TL;DR: Routine option exercise/pay-for-tax filing; governance risk unchanged.
The board member followed SEC Rule 16b disclosure within one day, demonstrating compliance. The exercise relates to fully-vested 2017 options, so no acceleration concerns. Net zero share change suggests alignment remains constant; nonetheless, continued option overhang (15 k) could lead to future similar filings.
Insider Trade Summary
| Type | Security | Shares | Price | Value |
|---|---|---|---|---|
| Exercise | Stock Option (Right to Buy) | 20,000 | $0.00 | -- |
| Exercise | Common Stock | 20,000 | $48.85 | $977K |
| Tax Withholding | Common Stock | 13,096 | $140.11 | $1.83M |
| Sale | Common Stock | 3,334 | $138.83 | $463K |
| Sale | Common Stock | 2,517 | $139.78 | $352K |
| Sale | Common Stock | 1,053 | $140.73 | $148K |
| holding | Common Stock | -- | -- | -- |
Footnotes (1)
- The price reported in column 4 is a weighted average price. These shares were sold in multiple transactions at prices ranging from $138.240 to $139.217, inclusive. Mr. Atwell undertakes to provide to Nicolet Bankshares, Inc., any security holder of Nicolet Bankshares, Inc., or the staff of the Securities and Exchange Commission upon request, full information regarding the number of shares at each separate price within the range set forth in footnote (1) to this Form 4. The price reported in column 4 is a weighted average price. These shares were sold in multiple transactions at prices ranging from $139.277 to $140.260, inclusive. Mr. Atwell undertakes to provide to Nicolet Bankshares, Inc., any security holder of Nicolet Bankshares, Inc., or the staff of the Securities and Exchange Commission upon request, full information regarding the number of shares sold at each separate price within the ranges set forth in footnote (2) to this Form 4. The price reported in column 4 is a weighted average price.
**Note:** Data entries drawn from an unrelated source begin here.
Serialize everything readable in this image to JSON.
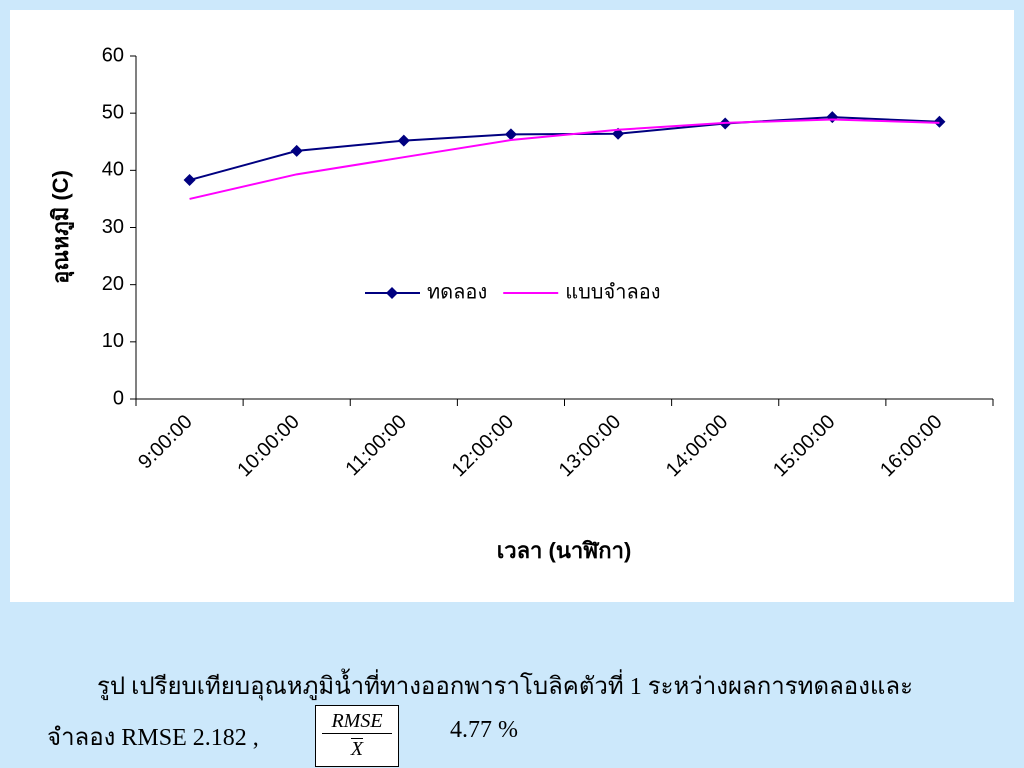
{
  "chart_data": {
    "type": "line",
    "categories": [
      "9:00:00",
      "10:00:00",
      "11:00:00",
      "12:00:00",
      "13:00:00",
      "14:00:00",
      "15:00:00",
      "16:00:00"
    ],
    "series": [
      {
        "name": "ทดลอง",
        "color": "#000080",
        "values": [
          38.3,
          43.4,
          45.2,
          46.3,
          46.4,
          48.2,
          49.3,
          48.5
        ]
      },
      {
        "name": "แบบจำลอง",
        "color": "#ff00ff",
        "values": [
          35.0,
          39.3,
          42.3,
          45.3,
          47.1,
          48.3,
          48.9,
          48.3
        ]
      }
    ],
    "y_label": "อุณหภูมิ (C)",
    "x_label": "เวลา (นาฬิกา)",
    "ylim": [
      0,
      60
    ],
    "yticks": [
      0,
      10,
      20,
      30,
      40,
      50,
      60
    ],
    "grid": false,
    "legend": "center"
  },
  "caption": {
    "line1": "รูป เปรียบเทียบอุณหภูมิน้ำที่ทางออกพาราโบลิคตัวที่ 1 ระหว่างผลการทดลองและ",
    "line2": "จำลอง RMSE 2.182 ,",
    "numerator": "RMSE",
    "denominator": "X",
    "result": "4.77 %"
  }
}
These shares were sold in multiple transactions at prices ranging from $140.309 to $141.249, inclusive. Mr. Atwell undertakes to provide to Nicolet Bankshares, Inc., any security holder of Nicolet Bankshares, Inc., or the staff of the Securities and Exchange Commission upon request, full information regarding the number of shares sold at each separate price within the ranges set forth in footnote (3) to this Form 4. The nonqualified options fully vested as of May 16, 2022. The non-qualified options are exercisable as to 15,000 shares as of the date of this report.